Le premier objectif est d’exercer assez de pression sur Obama lui-même pour qu’il respecte son engagement, également de pure communication et donc complètement douteux, qu’il y a une “ligne rouge” à ne pas dépasser pour le gouvernement syrien, que cette ligne rouge concerne l’emploi de l’armement chimique, et que son dépassement impliquerait un engagement beaucoup plus direct des USA dans le conflit.

Ce sont les Israéliens qui ont, pour des raisons tactiques, remis l’affaire sur la table dans la phase actuelle, avec une manœuvre tactique qui a piégé temporairement l’administration Obama. Mais ce sont essentiellement les rebelles qui suivent précisément cet objectif de tenter de forcer à une intervention, notamment et fondamentalement parce qu’ils sont dans une situation militaire très délicate et qu’ils ont un besoin désespéré de cette intervention militaire directe du bloc BAO (des USA).

Pour gagner, Assad doit ne pas gagner

Cette idée d’une situation militaire très défavorable aux rebelles est si fortement répandue qu’elle donne lieu à des évaluations tactiques parfois complexes. La plus exotique est celle exposée par Mahir Zenalov, du journal turc Today Zaman, le 27 avril 2013. Selon Zenalov, Assad, s’il était habile, ne pousserait pas trop son avance victorieuse pour donner moins d’arguments aux rebelles pour réclamer une intervention du bloc BAO. Il assurerait ses positions militaires, pour occuper une position de force dans les négociations à venir.

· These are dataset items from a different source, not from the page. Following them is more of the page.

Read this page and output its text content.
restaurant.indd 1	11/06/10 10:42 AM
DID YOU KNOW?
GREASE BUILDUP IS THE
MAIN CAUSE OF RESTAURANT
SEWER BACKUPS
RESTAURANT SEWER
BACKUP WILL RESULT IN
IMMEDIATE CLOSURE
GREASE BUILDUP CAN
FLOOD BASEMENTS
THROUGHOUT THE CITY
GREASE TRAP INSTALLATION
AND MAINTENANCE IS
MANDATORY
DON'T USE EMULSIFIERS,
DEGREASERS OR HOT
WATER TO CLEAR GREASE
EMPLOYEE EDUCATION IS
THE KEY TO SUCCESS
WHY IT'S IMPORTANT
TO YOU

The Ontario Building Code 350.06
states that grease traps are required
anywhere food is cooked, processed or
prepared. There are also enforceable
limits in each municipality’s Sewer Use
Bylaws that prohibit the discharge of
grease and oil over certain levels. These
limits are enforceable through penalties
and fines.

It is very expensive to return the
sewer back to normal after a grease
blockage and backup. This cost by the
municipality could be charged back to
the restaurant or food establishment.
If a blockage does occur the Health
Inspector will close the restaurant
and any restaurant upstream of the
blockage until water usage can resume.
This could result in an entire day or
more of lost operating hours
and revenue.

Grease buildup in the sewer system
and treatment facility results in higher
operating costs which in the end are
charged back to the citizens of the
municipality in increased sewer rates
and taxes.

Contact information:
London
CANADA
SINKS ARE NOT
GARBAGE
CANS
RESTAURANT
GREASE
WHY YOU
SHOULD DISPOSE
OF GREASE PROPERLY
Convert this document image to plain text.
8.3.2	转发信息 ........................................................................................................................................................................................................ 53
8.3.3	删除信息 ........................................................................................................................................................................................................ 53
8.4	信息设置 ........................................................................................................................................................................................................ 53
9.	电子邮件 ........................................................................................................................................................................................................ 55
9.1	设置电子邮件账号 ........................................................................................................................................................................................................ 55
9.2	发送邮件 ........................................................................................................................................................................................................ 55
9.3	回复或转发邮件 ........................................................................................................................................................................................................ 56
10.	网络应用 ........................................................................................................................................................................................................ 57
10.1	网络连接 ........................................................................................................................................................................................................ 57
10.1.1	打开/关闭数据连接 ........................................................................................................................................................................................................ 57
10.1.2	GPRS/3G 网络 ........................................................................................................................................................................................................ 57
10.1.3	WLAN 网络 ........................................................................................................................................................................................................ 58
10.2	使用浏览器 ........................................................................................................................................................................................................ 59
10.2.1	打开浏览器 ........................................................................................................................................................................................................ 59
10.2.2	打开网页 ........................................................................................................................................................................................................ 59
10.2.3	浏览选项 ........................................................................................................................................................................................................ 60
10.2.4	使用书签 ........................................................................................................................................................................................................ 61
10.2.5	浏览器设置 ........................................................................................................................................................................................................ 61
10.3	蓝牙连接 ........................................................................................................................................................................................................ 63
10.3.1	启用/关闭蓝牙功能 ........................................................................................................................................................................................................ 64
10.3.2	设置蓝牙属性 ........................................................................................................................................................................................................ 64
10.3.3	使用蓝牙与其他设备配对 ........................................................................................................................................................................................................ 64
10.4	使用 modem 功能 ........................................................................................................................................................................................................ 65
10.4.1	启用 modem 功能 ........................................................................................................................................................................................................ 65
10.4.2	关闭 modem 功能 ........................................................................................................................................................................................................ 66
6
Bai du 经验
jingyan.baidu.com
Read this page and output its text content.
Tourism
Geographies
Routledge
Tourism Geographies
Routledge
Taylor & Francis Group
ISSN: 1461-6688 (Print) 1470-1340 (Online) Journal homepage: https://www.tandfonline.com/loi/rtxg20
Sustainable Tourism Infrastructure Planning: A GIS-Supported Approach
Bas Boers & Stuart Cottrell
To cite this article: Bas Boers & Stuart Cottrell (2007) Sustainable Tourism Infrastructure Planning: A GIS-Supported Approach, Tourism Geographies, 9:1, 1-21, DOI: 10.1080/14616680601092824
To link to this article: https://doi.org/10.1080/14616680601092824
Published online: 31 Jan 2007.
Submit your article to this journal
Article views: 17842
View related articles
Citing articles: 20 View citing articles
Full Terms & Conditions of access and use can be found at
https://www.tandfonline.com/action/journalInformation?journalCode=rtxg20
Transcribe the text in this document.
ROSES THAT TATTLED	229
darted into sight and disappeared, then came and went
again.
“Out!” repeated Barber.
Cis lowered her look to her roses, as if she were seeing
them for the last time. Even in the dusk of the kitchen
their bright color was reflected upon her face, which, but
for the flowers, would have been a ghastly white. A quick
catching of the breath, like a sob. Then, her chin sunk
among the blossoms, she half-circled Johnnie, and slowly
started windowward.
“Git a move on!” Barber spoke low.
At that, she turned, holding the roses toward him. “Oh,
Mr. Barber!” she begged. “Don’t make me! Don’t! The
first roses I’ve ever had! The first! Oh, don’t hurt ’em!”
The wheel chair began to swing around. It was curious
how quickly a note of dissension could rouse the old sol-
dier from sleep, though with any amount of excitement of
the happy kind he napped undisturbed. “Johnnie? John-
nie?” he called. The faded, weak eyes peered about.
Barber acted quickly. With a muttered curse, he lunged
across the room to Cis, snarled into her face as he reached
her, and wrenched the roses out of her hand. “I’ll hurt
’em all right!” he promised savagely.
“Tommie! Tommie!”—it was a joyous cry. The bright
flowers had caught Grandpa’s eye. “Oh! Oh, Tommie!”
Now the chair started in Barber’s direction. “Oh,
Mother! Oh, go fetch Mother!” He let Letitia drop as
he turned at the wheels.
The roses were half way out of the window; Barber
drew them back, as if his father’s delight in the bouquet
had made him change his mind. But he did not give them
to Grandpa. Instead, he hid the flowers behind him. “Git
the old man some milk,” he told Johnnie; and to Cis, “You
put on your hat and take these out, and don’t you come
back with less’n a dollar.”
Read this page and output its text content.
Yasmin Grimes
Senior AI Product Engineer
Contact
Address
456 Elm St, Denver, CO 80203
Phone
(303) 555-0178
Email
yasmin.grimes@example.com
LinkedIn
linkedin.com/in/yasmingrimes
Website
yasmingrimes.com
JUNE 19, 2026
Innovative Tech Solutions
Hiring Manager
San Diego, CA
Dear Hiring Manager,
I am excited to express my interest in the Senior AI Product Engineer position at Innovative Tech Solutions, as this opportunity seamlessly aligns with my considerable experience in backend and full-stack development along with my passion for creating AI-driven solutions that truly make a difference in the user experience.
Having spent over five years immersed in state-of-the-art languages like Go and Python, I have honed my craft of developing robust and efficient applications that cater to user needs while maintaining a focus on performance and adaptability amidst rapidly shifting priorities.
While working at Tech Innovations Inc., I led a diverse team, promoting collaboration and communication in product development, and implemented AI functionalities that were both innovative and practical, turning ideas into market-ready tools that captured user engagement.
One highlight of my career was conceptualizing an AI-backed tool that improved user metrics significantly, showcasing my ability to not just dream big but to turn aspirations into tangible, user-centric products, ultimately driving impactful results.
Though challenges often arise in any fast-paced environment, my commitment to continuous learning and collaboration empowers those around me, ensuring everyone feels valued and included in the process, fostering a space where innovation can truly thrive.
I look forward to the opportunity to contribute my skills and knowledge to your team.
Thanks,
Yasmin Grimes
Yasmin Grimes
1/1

«Damascus faces a major dilemma: If it continues with its so far successful offensive, it will make the case bolder for intervention. [...] If Damascus is smart enough, it will strengthen its bases in and around the capital to have an upper hand in possible negotiations and offer dialogue to solve the crisis.»

The Moon of Alabama (MoA), qui commente, le même 27 avril 2013 cet article de Zenalov, prend une attitude critique et écarte sa suggestion. MoA juge que l’actuelle menace d’intervention du bloc BAO n’est crédible en aucune façon, et qu’Assad a tout intérêt à pousser son avantage militaire jusqu’au bout. D’ailleurs, interroge justement MoA, “ne pas pousser son avantage et se renforcer pour négocier”, – pour quelles négociations ? A part Assad et les Russes, qui veut réellement négocier ?

On ajoutera à cette critique une remarque qui pourrait rendre sceptique sur la validité de la thèse, selon laquelle cette thèse de Zenalov pourrait lui avoir été inspirée par des sources gouvernementales turques. On ne lui en voudra pas mais on constatera tout de même, à la lumière de cette hypothèse, que l’analyse devient si intéressée qu’on peut douter du crédit qu’on doit lui apporter... Ce qui nous conduirait dans tous les cas à la confirmation de l’idée que la Turquie est certainement le pays anti-Assad qui a le plus à perdre d’une défaite militaire des rebelles. Cette possibilité placerait la Turquie devant des situations diplomatiques et opérationnelles catastrophiques et pulvériserait le plan grandiose et utopique d’Erdogan, peut-être en le retournant contre lui, d’un “grand califat” établi par la toute-puissance turque sur la région. Il y a des ambitions qui peuvent se transformer en piège.

Qui dit Syrie dit Iran

Le second objectif de l’“épisode chimique” actuel, indirect mais sans doute le plus important, est spécifiquement israélien, – ce qui se comprend d’autant plus que ce sont les Israéliens qui ont manœuvré dans cet épisode. L’objectif de cette offensive, – ou faut-il dire “montage, évidemment” ?, – chimique-Syrie-urgence, est bien entendu l’Iran... “Bien entendu”, car ainsi va la logique des choses : pourquoi faire simple quand l’on peut faire si compliqué ?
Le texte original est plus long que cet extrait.